7. I'm afraid this surmise is equally incorrect. In the scheme of the RTI Act, a document to be liable for disclosure ought to be `held' by a public authority, which in the first place was responsible for its creation/issue. Any other public authority subsequently coming to possess that information incidentally, or on account of the fact that the subsequent public authority was party to a proceeding such as a court matter, could not make that latter public authority the original
holder of the information within the meaning of Section 2(j) of the RTI Act. This scheme is perfectly logical because the disclosability of the information is a function which can be performed only by the original holder of the information and not the others who come to hold that information incidentally. The court order is always in the public domain, in the sense, that it can be taken from the Court Registry on payment of the fee prescribed by the Court. No party can claim that another public authority, who for some reasons happen to possess a
certain court order, must give copies to an applicant only because that request is made under the RTI Act. If this is allowed, every applicant would like to get copies of the Court orders from the parties to the Court case &#9135; who might also be a public authority &#9135; rather than go through the process of obtaining the same
copy from the Court Registry. If allowed, it will amount to abuse of the RTI Act, and will also be offensive to the systems laid-down by the Courts.

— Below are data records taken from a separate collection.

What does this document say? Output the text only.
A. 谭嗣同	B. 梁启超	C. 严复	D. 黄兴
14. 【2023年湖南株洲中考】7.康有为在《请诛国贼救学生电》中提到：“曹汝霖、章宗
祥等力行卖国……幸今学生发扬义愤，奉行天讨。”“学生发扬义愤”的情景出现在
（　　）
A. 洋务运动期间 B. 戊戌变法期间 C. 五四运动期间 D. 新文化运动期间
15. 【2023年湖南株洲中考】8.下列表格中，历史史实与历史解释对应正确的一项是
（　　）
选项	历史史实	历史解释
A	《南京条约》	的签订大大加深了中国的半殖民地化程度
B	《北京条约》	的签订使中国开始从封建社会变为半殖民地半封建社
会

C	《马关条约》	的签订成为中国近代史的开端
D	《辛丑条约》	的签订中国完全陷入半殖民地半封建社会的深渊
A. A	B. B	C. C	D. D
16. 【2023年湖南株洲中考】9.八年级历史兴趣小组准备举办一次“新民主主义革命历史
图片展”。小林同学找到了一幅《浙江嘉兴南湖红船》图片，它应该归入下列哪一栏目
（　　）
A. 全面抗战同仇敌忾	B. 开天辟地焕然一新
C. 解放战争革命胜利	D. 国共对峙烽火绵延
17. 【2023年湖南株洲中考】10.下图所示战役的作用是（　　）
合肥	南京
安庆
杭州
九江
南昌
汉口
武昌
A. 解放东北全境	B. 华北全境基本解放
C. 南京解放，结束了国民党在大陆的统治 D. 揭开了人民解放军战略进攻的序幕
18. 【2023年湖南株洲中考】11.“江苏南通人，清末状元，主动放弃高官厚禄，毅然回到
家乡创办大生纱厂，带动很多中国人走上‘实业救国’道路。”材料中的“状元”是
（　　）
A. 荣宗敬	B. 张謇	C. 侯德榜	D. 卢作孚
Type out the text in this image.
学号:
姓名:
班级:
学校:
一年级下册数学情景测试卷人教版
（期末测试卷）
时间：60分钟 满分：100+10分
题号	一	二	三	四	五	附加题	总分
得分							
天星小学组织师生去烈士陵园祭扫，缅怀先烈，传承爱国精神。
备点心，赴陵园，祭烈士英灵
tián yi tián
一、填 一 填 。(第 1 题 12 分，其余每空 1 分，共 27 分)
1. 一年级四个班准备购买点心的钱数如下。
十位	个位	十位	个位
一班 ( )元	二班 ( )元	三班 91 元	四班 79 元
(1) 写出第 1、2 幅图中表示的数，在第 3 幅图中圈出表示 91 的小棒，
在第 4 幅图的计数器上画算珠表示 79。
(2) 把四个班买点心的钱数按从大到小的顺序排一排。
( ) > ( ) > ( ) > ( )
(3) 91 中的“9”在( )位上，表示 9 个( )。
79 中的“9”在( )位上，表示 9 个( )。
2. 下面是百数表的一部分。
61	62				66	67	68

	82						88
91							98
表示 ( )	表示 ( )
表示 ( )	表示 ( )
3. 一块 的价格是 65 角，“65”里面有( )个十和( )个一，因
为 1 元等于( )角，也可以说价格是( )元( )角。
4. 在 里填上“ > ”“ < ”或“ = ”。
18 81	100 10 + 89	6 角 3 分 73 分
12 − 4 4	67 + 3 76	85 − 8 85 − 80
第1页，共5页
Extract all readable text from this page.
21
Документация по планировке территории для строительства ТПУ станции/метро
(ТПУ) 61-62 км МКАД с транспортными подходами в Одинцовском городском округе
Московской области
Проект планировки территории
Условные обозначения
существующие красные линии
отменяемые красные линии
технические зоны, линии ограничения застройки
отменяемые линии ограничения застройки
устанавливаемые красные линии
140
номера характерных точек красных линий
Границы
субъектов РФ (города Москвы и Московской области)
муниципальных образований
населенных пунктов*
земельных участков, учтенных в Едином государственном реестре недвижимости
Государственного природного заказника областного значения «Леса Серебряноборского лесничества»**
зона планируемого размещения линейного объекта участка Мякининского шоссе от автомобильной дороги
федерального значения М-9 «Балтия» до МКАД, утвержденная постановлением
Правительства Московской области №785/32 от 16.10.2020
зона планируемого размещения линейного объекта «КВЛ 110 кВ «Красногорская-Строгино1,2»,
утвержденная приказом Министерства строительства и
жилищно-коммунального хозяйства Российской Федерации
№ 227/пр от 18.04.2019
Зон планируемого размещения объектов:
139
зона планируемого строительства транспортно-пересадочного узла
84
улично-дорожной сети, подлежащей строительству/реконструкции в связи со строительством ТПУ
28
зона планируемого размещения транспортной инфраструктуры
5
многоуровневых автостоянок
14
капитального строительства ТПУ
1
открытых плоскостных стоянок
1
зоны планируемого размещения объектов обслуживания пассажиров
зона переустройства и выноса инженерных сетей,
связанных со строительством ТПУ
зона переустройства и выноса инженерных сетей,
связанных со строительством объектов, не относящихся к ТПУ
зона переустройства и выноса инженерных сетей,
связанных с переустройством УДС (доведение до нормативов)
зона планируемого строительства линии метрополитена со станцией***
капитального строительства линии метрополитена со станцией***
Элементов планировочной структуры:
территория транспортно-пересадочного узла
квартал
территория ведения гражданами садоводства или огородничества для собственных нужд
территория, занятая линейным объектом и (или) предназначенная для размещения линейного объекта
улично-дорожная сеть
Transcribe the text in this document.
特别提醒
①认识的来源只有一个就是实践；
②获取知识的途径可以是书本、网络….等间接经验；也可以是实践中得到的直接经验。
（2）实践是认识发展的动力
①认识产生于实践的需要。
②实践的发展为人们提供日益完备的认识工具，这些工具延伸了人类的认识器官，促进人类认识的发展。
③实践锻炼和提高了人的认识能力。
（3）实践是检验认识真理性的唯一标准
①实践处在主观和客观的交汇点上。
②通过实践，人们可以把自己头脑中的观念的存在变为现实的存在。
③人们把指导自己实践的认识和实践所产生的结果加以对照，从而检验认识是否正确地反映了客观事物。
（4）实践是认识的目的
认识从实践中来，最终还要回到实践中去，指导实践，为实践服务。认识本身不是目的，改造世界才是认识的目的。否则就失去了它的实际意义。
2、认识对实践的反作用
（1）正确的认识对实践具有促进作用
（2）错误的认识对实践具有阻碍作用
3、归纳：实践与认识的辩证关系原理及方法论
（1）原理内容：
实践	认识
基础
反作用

8. This particular case is only one among several such matters which are reaching the Commission. The petitioners use the RTI route to access information held by a public authority which might have originated from another public authority. So long as this information is an open information, disclosure of this from any point should not really matter. But the matter becomes slightly complicated when the originator of the information wishes to treat that information as confidential or secret. In such a situation, for the respondents to
disclose this information to an applicant without reference to the originator of the information may jeopardize the interest of the originator. In my view, all such matters should be examined within the purview of Section 11(1) of the RTI Act for the originator of the information becomes a third-party in the connect of an admittedly confidential information which has reached the hands of the public
authority from whom the information is sought.

9. Regardless of the orders of the Appellate Authority, it would be, therefore,entirely incorrect to fault the CPIO for directing the appellant to obtain the court related order from the source where such orders are kept, i.e. the Court Registry. There is absolutely no reason why a party to a court proceeding should be obligated to disclose the order of the court to other applicants, especially when
the option to obtain that order from the Court Registry itself is always open."